The period I work on in Umbria,(the end of the fifteenth and the start of the sixteenth centuries), saw a huge amount of money being spent on chapels and altarpieces in town churches. Commissioning documents repeatedly tell us that patrons were looking at what others had commissioned, and requesting that their work be similar, equal to, or ‘better’ in some way, than another. There cannot have been much chance of quiet contemplation in any of these churches at this time. They must have been alive with the sound of frames being hammered into place, of artists shouting at their assistants to bring paints and implements, and the rustle of parchment as notaries itemised the agreement between patron and artist. All these things took place IN the church. The proximity of trade and the Almighty, at a time when God was very much part of every-day life, was unremarkable.
We, the creatures of a secular age, have perversely assumed over-reverent hushed tones that we imagine to be the appropriate demeanour of the believer, as we creep about Italian churches in our quest to glimpse the masterpieces of this frenetic business of art production.
Last week I had the luxury of being almost the only tourist visiting the Duomo in Spoleto, in Umbria. The main doors of the church were being revarnished, and so were flung open throughout the chilly, bright, December day.

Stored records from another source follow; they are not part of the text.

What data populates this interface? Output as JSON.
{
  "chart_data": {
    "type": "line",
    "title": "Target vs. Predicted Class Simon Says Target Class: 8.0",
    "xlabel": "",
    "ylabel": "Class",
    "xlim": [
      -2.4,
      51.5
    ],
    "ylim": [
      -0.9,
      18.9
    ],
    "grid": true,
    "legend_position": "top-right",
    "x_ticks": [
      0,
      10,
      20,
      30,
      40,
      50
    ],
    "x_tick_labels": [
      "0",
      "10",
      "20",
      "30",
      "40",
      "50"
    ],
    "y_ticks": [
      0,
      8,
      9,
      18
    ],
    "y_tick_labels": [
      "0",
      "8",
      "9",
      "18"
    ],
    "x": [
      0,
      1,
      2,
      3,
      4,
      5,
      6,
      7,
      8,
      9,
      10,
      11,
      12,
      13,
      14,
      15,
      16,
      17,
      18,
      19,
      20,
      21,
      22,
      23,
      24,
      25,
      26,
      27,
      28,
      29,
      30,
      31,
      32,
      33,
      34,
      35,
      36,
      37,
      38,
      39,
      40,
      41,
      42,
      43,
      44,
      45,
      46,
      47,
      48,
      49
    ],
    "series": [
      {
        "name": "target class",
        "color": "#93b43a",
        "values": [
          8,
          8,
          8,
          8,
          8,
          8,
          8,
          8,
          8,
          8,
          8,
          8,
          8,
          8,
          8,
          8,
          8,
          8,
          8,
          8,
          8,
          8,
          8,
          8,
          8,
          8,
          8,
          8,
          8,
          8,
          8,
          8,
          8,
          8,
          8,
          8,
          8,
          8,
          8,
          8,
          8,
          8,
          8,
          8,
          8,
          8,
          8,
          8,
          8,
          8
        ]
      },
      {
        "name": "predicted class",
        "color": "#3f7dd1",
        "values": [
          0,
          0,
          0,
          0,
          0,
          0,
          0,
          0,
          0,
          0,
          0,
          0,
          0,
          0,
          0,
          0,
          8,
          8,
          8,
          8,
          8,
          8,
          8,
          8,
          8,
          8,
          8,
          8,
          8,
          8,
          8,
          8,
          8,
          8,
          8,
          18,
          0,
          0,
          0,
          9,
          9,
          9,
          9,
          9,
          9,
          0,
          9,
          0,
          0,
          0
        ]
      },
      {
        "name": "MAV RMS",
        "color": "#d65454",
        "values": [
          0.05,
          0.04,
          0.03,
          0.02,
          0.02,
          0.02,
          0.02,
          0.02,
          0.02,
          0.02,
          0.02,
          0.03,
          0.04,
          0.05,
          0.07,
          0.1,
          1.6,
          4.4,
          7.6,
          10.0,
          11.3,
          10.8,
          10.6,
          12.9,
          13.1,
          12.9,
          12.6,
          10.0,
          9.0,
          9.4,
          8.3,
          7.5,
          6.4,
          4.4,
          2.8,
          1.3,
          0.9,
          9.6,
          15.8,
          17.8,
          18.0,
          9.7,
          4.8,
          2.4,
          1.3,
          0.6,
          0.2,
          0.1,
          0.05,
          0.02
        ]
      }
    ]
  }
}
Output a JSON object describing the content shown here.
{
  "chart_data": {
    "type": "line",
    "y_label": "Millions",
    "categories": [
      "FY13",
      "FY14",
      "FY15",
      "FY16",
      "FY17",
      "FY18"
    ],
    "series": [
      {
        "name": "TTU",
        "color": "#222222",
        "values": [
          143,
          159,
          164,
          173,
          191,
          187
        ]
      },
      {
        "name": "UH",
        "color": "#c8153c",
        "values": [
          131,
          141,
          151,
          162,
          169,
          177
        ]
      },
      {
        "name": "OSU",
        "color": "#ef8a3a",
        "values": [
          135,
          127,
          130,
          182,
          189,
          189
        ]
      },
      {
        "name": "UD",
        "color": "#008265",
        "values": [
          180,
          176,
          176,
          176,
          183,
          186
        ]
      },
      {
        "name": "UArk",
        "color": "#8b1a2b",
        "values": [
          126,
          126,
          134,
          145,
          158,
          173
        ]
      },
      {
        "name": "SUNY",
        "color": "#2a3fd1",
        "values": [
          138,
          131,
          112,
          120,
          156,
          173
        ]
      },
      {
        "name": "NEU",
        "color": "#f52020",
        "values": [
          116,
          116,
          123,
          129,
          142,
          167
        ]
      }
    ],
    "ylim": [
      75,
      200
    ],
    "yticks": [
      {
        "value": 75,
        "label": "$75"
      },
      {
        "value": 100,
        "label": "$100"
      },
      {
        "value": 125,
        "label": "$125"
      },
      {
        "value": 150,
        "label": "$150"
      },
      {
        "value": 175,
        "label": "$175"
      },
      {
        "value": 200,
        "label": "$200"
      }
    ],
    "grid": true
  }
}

Inside, three men in brown overalls took noisy measurements for a new lining for the font, while the decorators sang as they varnished. Sunlight flooded into the church and illuminated the Lippi frescos in a way that the ubiquitous horror of the Italian church, the coin-in-the-box-spotlight, never does. For a moment I had a glimpse of what it might have been like to have stood there at the end of the fifteenth century, when this was a place of business; as deals were being struck, careers being made, and as the daily grind of making things went on. Baxandall’s “church-going businessman” felt close by my side.